Truth to tell, more than discovering Ray Wylie Hubbard, I kind of stumbled over him whilst on a late-night Youtube Americana music video wander. The track that caught my eye was ‘Coricidin Bottle’ a 120-second stop-start bluesy thunderbolt of a number that opens his 2012 ‘The Grifter’s Hymnal’ album. Appropriately enough, given the often strongly religious bent of a lot of his lyrics, it turned out ‘The Grifter’s Hymnal’ was recorded in a former church (which could explain the echo-y reverb on much of the album) and in line with many Hubbard lyrics, it deals with two of his favourite subjects: guitars (and how to play them, or not – “has anybody here got a 50-watt fuse?” he pleads at one point in the song) and – this is putting it delicately – relationships.
“I got a Coricidin bottle that I use as a slide / And a woman sweet as a tootsie roll / When she kissing and licking and cussing and a grindin’ / Shakes the mortal coil round my amaranthine soul.”
I liked what I heard, so much so that once, just to see Ray Wylie Hubbard play, I drove all the way from the remote, pleasantly weird town of Marfa deep in the Texan desert to the far less remote and scarily unweird city of Lubbock (The Dixie Chicks’ ‘Lubbock or Leave It’ explains why it deserves that description far better than I ever could).
In my imagination, the drive between the two places was supposed to be a Route 66-esque desert road-trip, chomping on huge hamburgers, rock’n’roll playing in the background, cowskulls hanging on signs that read “No Gas for 4,000 miles”- that kind of thing. Instead, it quickly morphed into hours of energy-sapping driving on lousy roads across some of the most mind-numbingly flat and featureless terrain imaginable, with some very creepy Christian Fundamentalist chatshows the only ‘entertainment’ on the few radio stations I could find. Getting to drive through a small town called Kermit (so named in honour of Franklin Roosevelt’s son, I later found out, and sadly nothing to do with green puppet frogs) was probably the only remotely memorable moment.
The trip ended up being well worth it, though. Apart from being a great gig (and getting a bumper sticker saying ‘Screw You We’re From Texas’, another Hubbard classic, into the bargain), on my phone I’ve still got some of his between-song patter recorded from that concert. Because it turned out that, between playing music, Ray Wylie Hubbard is also a spellbinding teller of tales, anecdotes, jokes – you name it – but all of them with the warmhearted but subversive edge that Ray Wylie Hubbard has always been about. Seven decades on, in fact, he’s still damn good at burning down the barns.

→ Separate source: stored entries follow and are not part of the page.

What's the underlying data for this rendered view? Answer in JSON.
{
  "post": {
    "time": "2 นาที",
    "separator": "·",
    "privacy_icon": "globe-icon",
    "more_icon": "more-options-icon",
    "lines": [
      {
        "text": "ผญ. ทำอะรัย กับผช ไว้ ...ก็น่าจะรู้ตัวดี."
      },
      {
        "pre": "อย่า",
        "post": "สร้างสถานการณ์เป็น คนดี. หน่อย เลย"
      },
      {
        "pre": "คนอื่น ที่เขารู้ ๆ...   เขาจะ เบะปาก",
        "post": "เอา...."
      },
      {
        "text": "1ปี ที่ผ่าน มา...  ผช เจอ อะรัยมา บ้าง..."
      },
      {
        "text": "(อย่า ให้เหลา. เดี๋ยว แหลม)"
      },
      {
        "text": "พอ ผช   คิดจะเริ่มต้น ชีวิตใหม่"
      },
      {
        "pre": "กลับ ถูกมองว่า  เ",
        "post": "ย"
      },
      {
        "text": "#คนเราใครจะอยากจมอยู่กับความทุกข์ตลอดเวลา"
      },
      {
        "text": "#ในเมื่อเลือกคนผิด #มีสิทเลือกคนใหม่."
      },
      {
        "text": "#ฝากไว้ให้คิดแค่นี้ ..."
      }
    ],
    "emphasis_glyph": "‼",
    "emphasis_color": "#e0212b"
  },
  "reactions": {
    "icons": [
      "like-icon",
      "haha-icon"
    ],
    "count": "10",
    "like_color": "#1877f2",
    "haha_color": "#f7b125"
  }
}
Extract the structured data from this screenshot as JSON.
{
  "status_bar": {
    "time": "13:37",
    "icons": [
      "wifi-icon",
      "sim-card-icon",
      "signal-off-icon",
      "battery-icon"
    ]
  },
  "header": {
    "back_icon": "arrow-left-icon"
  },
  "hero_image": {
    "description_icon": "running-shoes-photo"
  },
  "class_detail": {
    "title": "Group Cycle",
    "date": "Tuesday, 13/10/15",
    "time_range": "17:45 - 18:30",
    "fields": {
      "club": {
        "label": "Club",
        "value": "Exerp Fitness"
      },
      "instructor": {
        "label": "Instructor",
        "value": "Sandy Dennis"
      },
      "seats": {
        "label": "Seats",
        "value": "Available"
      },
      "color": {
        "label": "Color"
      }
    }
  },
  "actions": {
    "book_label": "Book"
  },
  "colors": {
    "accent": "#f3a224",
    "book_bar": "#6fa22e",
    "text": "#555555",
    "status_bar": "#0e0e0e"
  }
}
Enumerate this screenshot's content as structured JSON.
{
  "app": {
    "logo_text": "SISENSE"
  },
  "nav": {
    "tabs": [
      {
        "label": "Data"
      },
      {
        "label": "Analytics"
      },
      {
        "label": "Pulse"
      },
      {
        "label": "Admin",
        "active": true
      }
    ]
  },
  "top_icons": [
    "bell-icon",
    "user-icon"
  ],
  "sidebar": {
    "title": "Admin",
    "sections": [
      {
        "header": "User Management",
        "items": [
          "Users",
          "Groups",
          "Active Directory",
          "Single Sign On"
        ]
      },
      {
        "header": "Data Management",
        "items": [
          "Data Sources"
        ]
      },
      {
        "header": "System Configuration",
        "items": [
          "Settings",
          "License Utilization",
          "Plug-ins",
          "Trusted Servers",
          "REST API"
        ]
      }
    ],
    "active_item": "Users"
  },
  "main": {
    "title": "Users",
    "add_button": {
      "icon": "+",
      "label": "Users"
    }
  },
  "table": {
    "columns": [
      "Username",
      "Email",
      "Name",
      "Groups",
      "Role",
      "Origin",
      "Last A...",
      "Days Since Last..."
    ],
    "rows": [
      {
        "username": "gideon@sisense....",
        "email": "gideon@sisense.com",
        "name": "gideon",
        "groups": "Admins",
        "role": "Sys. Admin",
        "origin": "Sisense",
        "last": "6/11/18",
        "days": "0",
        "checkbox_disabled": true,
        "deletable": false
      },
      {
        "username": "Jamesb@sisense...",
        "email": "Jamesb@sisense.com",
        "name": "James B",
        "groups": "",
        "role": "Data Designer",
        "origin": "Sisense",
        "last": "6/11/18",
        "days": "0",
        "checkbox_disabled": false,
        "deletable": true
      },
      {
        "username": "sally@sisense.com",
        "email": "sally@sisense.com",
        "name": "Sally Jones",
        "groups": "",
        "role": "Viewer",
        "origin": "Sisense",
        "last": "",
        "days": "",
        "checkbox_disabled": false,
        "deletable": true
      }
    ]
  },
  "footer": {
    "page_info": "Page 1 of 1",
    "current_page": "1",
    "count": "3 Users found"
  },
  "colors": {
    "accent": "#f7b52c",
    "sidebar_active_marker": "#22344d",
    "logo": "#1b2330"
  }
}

The Canon: Extensive. If a sweeping generalisation helps, the later it gets, the more interesting it gets. 1999’s ‘Crusades of the Restless Knights’ seems to mark a real breakthrough in what you could call ‘listenability.’
1976 Ray Wylie Hubbard and the Cowboy Twinkies
1978 Off the Wall
1980 Something About the Night
1984 Caught in the Act
1992 Lost Train of Thought
1994 Loco Gringo’s Lament
1997 Dangerous Spirits
1998 Live at Cibolo Creek
1999 Crusades of the Restless Knights
2001 Eternal & Lowdown
2005 Delirium Tremolos
2006 Snake Farm
2010 A. Enlightenment B. Endarkenment (Hint: There is no C)
2012 The Grifter’s Hymnal
2015 The Ruffian’s Misfortune
2017 Tell The Devil That I’m Getting There As Fast As I Can
Key Release/s: ‘Stone Blind Horses’ or ‘There Are Some Days’ when you’re feeling melancholy; ‘New Year’s Eve At The Gates of Hell’ or ‘Rock’n’Roll Is A Vicious Game’ to get the adrenalin moving. For those feeling romantic, try ‘Polecat’ – sets the mood perfectly. Honest.